Albert, the word in the Description is "revised" not "translation". This word appears because I revised the description after I had initially submitted it.
Regarding the format, yes you are right Albert - you cannot play this DVD on NTSC-only format machines. In Europe, most better-quality DVD machines can play NTSC and PAL but the same is not always true the other way round in the USA. You need to check your machine's specifications first. I should have mentioned that on the description!
These 16 mm home movies were made using a hand-cranked camera and in fact Hooley must have had two cameras because there is footage of Hooley examining his camera! The quality of the movies is amazingly good, and it looks to me as if it is running at the correct speed. The footage of the California Ramblers is short - only about 5 minutes. It does not show the band playing instruments, but instead features several little comedy routines (very corny!) performed by Adrian Rollini, Jack Russin and several others (Bobby Davis maybe? and I think the slim Italian-looking guy is Tommy Felline). In one sketch, Rollini dons a huge curly wig and pretends to be a heartbroken girl sobbing into her handkerchief!! In another scene, Rollini is playing the guitar, serenading what looks like Bobby Davis in a woman's wig and then up pops Jack Russin (playing the father) to bash Rollini on the head with piece of wood! There is also a scene showing Rollini and several other members of the band clapping and tapping their feet in time to a dancer (who dances faster and faster!). All this footage was, Hooley recalled, taken on the roof of the Branford Theater in Newark, New Jersey, in February 1927. Hooley said that the comedy routines were performed by the members of the band on stage, between numbers (I'd rather have heard the band!!)
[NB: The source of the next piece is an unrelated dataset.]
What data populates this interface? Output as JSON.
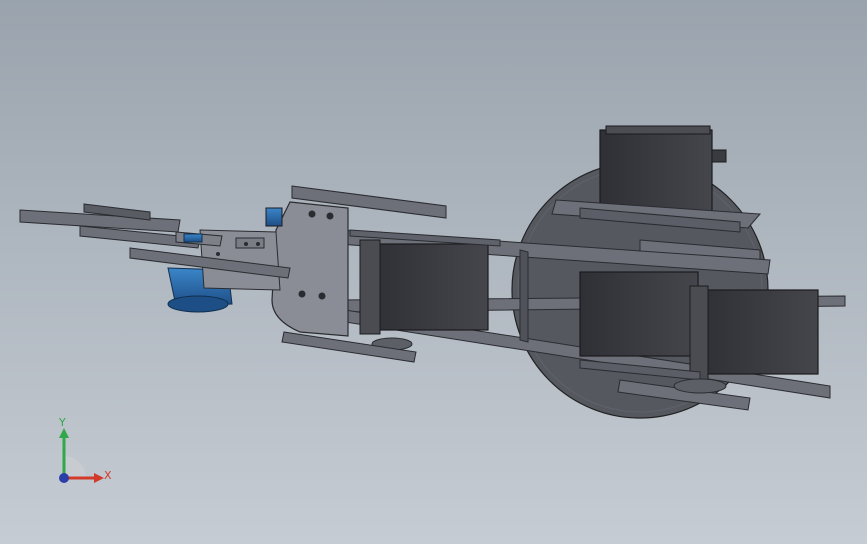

In these comedy acts, Rollini et al. are wearing striped blazers, but I also have copies of photographs that Hooley took of the band in which they are dressed as Canadian Mounted Police!! According to Dick Hill's excellent biography of Hooley, "Sylvester Ahola: The Gloucester Gabriel":
"The show at the Branford Theatre was emceed by Don Alvin, and included a musical chorus, a pit band, and a ballet chorus, as well as the California Ramblers, who were required each week to dress up in uniforms, usually as the Canadian Mounted Police or as pirates. Hooley took many photographs of the Ramblers, up on the roof of the theatre, and he even recorded them on 16 mm film."
Hooley also took 16 mm film of the New Yorkers band but Bix was sleeping apparently. He lent the movie to Brigitte Berman for her documentary about Bix, but she never returned it (or even used it in the documentary!); this was despite several requests from the Aholas for the material to be returned. In the end, myself and Dick Hill independently wrote to Berman in Canada and politly asked that she return the home movie (and a large photograph of the New Yorkers Club with the name of the band in lights)to the Aholas but she never did. Understandably, that upset the Aholas greatly.
NOTE: A set of yellow traffic poles are all that remains of the Branford Theater on Branford Avenue in Newark. It was located across the street from the Adams Theatre, which still stands though greatly altered.